How to calculate g using pendulum?

Answer 15

• graph of time over length
• gradient from T = 2pi root l/g equation
  -rearrange for g

Question 16

Investigation of the damping of a string?

Answer 16

-Place the 500 g mass on the spring system and attach a pointer so its position can be easily read on the metre rule
-Displace the mass by a further 2.5 cm. Let go of the mass and
simultaneously start the stopwatch
-Let the mass oscillate continuously and measure the
new amplitude of the system every minute for the next eight minutes.
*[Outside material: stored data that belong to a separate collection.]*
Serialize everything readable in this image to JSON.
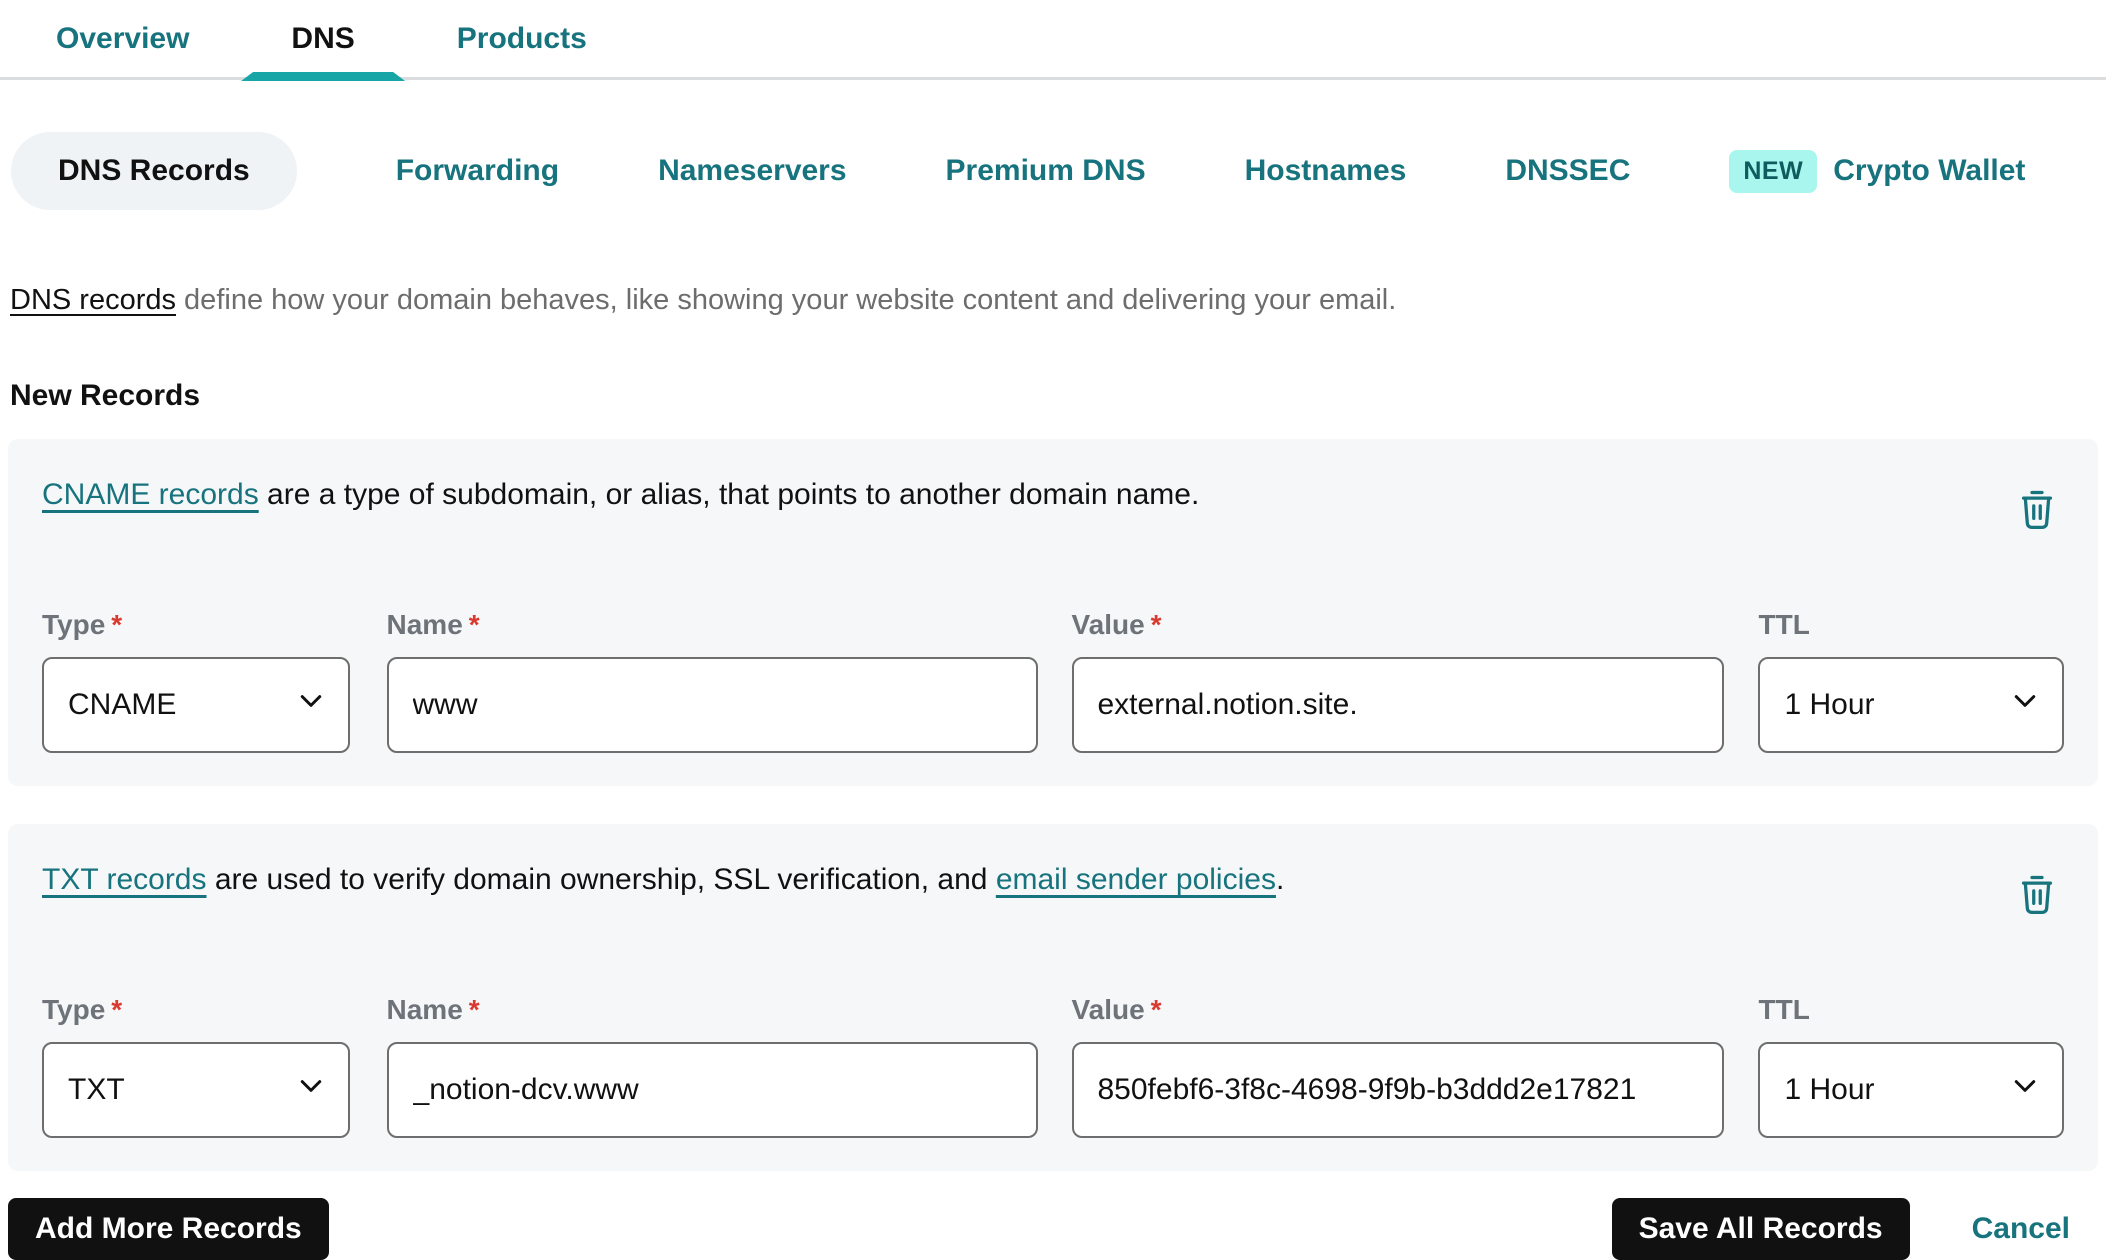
{
  "header_tabs": {
    "items": [
      {
        "label": "Overview",
        "active": false
      },
      {
        "label": "DNS",
        "active": true
      },
      {
        "label": "Products",
        "active": false
      }
    ]
  },
  "subnav": {
    "items": [
      {
        "label": "DNS Records",
        "active": true
      },
      {
        "label": "Forwarding",
        "active": false
      },
      {
        "label": "Nameservers",
        "active": false
      },
      {
        "label": "Premium DNS",
        "active": false
      },
      {
        "label": "Hostnames",
        "active": false
      },
      {
        "label": "DNSSEC",
        "active": false
      },
      {
        "label": "Crypto Wallet",
        "active": false,
        "badge": "NEW"
      }
    ]
  },
  "intro": {
    "link_text": "DNS records",
    "text": " define how your domain behaves, like showing your website content and delivering your email."
  },
  "section_title": "New Records",
  "field_labels": {
    "type": "Type",
    "name": "Name",
    "value": "Value",
    "ttl": "TTL",
    "required_marker": "*"
  },
  "records": [
    {
      "intro_link": "CNAME records",
      "intro_text": " are a type of subdomain, or alias, that points to another domain name.",
      "intro_link2": "",
      "intro_suffix": "",
      "type": "CNAME",
      "name": "www",
      "value": "external.notion.site.",
      "ttl": "1 Hour"
    },
    {
      "intro_link": "TXT records",
      "intro_text": " are used to verify domain ownership, SSL verification, and ",
      "intro_link2": "email sender policies",
      "intro_suffix": ".",
      "type": "TXT",
      "name": "_notion-dcv.www",
      "value": "850febf6-3f8c-4698-9f9b-b3ddd2e17821",
      "ttl": "1 Hour"
    }
  ],
  "footer": {
    "add_button": "Add More Records",
    "save_button": "Save All Records",
    "cancel_link": "Cancel"
  },
  "colors": {
    "teal_text": "#17737d",
    "teal_accent": "#17a5a5",
    "badge_bg": "#a9f6ee",
    "badge_text": "#0d5c5f",
    "card_bg": "#f5f7f8",
    "pill_bg": "#eff3f6",
    "button_bg": "#111111",
    "required_red": "#d9392e",
    "label_gray": "#6e737a",
    "muted_gray": "#6d6d6d",
    "input_border": "#6e6e6e",
    "ink": "#111111"
  }
}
Repeat this two more times and find the mean amplitude at each time
- Determine ln A for each time t and plot a graph to enable you to find λ.

Question 17

What does investigation for damping of a spring look like?

Answer 17

• 2 linked springs
• a mass and a pointer with a clamp stand a separate one for a meter ruler

Question 18

How to show SHM in a equation?

Answer 18

• a = -w^2x

Question 19

Displacment eq?

Answer 19

-x = Acos(wt + E)

Question 20

What does resonance curve look like?

Answer 20

• mountain
• more damping broader the curve

Question 21

If it at amplitude at t=0

Answer 21

-ε = 0